The state Supreme Court ruled August 2 that the Public Employment Relations Commission (PERC) was wrong to deny members of specific unions the right to annual salary increases after their contracts had expired. Yesterday’s narrow ruling looked at specific contract language within the parties’ agreements to make their decision, choosing to not directly address the authority of prior legal doctrine that mandated such payments continue. How this decision affects the school community is yet to play out.
Specifics
The Court held that labor unions representing workers for Atlantic County and Bridgewater Township had been entitled to step increases after their contracts had expired as a condition of the collective bargaining agreement in place at the time of the contract expiration. It had been accepted by all sides, the court said, that those increases would continue indefinitely without a contract.

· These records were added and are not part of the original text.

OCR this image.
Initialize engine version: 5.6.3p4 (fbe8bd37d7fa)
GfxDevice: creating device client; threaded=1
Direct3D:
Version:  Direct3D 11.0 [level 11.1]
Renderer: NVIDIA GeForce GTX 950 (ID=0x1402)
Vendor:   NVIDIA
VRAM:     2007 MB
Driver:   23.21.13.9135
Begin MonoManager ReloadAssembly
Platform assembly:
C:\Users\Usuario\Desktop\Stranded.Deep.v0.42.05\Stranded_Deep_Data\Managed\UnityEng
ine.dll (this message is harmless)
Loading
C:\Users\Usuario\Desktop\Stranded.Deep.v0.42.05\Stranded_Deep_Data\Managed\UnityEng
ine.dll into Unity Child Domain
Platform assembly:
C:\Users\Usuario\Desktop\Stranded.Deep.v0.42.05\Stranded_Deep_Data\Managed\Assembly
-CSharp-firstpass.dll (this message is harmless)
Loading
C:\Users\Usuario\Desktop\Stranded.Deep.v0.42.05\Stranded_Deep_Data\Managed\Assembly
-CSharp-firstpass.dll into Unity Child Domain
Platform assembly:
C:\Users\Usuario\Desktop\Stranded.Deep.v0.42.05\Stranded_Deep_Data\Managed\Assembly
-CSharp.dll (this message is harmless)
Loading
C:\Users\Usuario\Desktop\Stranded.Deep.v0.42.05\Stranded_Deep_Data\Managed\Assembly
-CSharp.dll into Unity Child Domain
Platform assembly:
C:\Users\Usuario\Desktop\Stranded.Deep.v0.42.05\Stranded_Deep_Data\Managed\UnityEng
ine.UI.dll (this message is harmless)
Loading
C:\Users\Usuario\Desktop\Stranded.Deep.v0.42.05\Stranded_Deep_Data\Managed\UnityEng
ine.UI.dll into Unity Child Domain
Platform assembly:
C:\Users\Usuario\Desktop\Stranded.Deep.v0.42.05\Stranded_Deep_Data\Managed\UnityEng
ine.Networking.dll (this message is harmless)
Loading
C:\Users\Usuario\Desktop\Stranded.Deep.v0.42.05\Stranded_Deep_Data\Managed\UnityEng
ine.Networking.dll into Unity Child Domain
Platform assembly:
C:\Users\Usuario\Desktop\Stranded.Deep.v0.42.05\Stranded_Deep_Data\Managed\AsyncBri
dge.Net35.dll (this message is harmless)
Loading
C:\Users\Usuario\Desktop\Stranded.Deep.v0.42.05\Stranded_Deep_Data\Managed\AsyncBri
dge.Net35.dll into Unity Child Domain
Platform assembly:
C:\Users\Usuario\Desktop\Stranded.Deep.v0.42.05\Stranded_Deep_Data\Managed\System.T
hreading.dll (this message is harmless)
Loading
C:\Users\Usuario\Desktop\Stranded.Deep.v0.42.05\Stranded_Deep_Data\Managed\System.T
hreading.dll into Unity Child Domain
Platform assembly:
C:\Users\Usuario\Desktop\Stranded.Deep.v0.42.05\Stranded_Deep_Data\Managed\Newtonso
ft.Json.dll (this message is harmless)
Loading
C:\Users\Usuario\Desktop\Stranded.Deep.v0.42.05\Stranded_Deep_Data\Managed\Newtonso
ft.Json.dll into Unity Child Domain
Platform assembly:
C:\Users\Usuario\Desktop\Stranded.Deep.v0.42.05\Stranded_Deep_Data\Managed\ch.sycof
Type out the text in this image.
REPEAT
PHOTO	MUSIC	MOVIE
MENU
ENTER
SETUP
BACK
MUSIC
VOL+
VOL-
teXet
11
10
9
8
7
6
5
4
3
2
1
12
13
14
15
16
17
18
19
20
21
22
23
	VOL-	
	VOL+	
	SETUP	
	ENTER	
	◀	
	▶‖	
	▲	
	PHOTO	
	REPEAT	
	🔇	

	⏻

Unfortunately, the ruling in In the Matter of County of Atlantic; In the Matter of Township of Bridgewater (077447) (A-98/99/100-15), agreed to by all seven justices, did not actually clarify whether ALL public union members have a right to continue receiving step increases after contracts expire. The court offered no opinion on the heart of the case, choosing instead to rule on the specific disputes before it.
“We need not determine whether, as a general rule, an employer must maintain the status quo while negotiating a successor agreement,” Justice Lee Solomon wrote for the court. “In these cases, the governing contract language requires that the terms and conditions of the respective agreements, including the salary step increases, remain in place until a new [collective-bargaining agreement] is reached.”
So, past precedent that allows employees to receive annual raises, known as “salary step increments,” after their collective bargaining agreements expire remain in question. Known as the “dynamic status quo,” it had been widely accepted that public employers were required to “maintain the status quo” as they negotiated a new contract. PERC, which is charged with enforcing the state’s employer-employee relations law, found that economic conditions and legislative changes that came after the recession made it impractical and burdensome to require the continuation of step increases.
An appeals court previously overturned PERC’s decision, finding that it did not have the legal authority to abandon the doctrine and that “concerns regarding budgets are not a primary consideration when the agency safeguards the rights of public employees.”
Despite discussing the issue at length during oral arguments in March, the Supreme Court decided to set aside that issue and let the appeals court ruling stand.
The Court wrote, “Our decision today does not govern future negotiations, other than to suggest that parties would be wise to include explicit language indicating whether a salary guide will continue beyond the contract’s expiration date.”
The vast majority of school collective negotiations agreements do not explicitly address the issue. That silence is in the context of the 1996 Neptune decision and the 2014 amendment to N.J.S.A. 18A:29-4.1 which permits local boards of education and associations to agree to salary policies of four or five years. As such, individuals beginning their negotiation process should be aware of today’s decision.